O Sindicato atua na vanguarda do combate à violência de gênero por meio do Projeto Basta! Não irão nos calar!, iniciativa que oferece assessoria jurídica especializada a mulheres vítimas de violência doméstica, bancárias ou não.

Lançado pelo Sindicato em 2019, o projeto presta apoio em ações como solicitação de medidas protetivas, processos de divórcio e disputas de guarda, reafirmando o compromisso da entidade com a defesa dos direitos das mulheres e com o enfrentamento das violências para além do local de trabalho.

Por meio da Contraf-CUT, hoje o projeto foi ampliado para outros 14 sindicatos da categoria bancária, nas cinco regiões do país, cobrindo um total de 485 cidades.

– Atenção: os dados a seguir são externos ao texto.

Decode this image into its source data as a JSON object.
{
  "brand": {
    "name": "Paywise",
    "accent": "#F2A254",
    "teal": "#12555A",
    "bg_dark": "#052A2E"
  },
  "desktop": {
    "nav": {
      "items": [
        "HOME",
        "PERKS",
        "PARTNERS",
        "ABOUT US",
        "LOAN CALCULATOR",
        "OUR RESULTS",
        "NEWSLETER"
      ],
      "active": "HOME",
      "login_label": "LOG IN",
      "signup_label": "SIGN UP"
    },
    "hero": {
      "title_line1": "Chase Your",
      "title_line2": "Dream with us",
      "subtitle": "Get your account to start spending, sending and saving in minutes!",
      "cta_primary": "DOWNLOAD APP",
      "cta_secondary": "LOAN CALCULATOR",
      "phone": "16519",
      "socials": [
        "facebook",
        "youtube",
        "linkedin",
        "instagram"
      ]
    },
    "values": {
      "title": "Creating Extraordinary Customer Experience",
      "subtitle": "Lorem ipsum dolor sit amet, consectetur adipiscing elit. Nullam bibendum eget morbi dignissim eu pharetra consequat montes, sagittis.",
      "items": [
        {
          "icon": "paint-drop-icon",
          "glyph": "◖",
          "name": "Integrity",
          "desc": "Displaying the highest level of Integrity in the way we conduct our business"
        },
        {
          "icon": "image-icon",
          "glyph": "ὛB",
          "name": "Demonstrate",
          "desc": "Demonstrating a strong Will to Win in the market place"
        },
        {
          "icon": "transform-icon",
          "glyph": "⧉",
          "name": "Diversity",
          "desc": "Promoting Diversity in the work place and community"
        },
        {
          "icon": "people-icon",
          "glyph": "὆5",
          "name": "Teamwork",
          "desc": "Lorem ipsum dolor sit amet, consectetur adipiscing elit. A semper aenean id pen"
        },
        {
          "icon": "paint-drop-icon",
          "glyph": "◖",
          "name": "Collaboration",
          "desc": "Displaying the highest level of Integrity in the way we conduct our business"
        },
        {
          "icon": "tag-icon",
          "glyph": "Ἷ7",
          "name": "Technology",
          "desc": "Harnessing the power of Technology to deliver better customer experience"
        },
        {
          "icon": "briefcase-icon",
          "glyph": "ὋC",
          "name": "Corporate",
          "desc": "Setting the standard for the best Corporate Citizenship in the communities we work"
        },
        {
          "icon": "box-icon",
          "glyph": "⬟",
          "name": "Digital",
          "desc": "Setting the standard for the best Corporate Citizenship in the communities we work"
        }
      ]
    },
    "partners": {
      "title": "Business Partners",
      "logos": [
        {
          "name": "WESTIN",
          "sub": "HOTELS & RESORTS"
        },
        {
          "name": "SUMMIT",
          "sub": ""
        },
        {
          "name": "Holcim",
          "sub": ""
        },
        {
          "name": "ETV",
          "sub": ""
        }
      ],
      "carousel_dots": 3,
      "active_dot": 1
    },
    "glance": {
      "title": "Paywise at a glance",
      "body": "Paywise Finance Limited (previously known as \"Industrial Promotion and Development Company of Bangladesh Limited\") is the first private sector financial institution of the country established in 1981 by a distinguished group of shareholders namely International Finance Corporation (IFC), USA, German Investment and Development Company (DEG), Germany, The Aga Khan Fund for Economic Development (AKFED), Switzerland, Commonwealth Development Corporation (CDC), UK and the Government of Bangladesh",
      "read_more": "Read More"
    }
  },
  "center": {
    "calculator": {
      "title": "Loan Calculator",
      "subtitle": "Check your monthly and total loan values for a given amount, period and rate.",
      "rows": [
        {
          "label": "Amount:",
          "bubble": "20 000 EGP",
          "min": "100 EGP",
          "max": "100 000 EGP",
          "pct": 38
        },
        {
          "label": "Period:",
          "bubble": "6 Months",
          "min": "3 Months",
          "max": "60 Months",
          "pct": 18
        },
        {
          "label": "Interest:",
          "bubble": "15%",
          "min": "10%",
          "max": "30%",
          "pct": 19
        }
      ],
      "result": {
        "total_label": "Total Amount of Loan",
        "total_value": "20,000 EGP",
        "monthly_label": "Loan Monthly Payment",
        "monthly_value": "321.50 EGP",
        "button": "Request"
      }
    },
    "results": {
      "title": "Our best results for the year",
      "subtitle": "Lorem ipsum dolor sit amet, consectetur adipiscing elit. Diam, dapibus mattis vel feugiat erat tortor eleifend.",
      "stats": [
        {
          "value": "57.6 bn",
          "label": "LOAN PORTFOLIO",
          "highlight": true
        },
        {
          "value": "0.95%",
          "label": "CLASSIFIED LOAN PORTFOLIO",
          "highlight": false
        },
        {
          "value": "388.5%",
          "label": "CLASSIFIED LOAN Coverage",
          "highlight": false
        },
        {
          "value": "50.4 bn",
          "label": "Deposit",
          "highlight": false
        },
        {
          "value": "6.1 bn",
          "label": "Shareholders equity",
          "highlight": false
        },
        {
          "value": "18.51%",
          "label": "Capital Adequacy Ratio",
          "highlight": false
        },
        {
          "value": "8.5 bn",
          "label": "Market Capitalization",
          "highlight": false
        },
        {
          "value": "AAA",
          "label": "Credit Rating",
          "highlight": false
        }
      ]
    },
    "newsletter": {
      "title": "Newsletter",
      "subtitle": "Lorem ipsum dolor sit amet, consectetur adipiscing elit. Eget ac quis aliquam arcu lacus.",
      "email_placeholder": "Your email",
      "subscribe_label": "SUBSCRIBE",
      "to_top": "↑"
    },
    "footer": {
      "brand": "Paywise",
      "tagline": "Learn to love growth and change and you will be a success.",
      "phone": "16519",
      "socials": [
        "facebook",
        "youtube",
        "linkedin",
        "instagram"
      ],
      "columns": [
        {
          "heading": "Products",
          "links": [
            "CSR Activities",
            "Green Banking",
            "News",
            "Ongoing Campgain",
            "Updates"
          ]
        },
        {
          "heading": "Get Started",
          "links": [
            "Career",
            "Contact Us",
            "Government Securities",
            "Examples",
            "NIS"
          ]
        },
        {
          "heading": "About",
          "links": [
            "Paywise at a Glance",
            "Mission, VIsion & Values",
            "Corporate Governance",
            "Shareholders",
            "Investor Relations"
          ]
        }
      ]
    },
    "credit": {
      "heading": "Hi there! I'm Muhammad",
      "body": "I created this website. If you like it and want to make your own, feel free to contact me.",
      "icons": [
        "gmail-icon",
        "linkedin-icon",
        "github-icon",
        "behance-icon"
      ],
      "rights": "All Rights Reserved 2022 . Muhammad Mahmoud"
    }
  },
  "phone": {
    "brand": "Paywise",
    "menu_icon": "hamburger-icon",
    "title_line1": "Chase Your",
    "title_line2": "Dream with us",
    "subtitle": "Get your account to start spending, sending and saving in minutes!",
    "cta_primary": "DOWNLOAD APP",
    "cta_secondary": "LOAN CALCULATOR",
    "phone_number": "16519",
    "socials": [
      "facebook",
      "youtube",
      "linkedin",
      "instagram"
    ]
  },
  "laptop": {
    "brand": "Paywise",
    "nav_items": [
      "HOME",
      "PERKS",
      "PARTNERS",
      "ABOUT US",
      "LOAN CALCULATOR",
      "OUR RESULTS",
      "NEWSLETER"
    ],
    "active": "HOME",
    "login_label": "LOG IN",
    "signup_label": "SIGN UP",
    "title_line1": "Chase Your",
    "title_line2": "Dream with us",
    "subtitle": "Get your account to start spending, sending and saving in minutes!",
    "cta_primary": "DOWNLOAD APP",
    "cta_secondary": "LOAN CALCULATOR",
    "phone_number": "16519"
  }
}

Desde sua criação, em 2019, o projeto já atendeu 531 pessoas em todo país, sendo 529 mulheres. Os dados revelam a gravidade do problema: em todos os casos, foram relatadas ao menos duas formas de violência (física, psicológica, patrimonial, moral ou sexual).

“É inadmissível que mulheres sigam sendo agredidas e mortas diariamente diante de uma sociedade que falha ao se omitir. Uma sociedade que se cala frente a episódios recorrentes de abuso e violência. É fundamental afirmar com clareza: qualquer indício de maus-tratos nas ruas, gritos ou conflitos na vizinhança, abusos e intolerância no ambiente de trabalho deve ser combatido com seriedade. Não podemos permanecer em silêncio nem continuar nos omitindo, fingindo que isso não nos diz respeito ou repetindo a ideia de que em briga de marido e mulher ninguém deve intervir. Intervir é necessário, e vamos intervir, sim”, conclui a presidenta do Sindicato.

O agendamento para atendimento pelo projeto Basta! Não vão nos calar! É realizado direto via Whatsapp, por meio do número 11 97325-7975, no qual a vítima de violência pode falar em poucos minutos com uma advogada.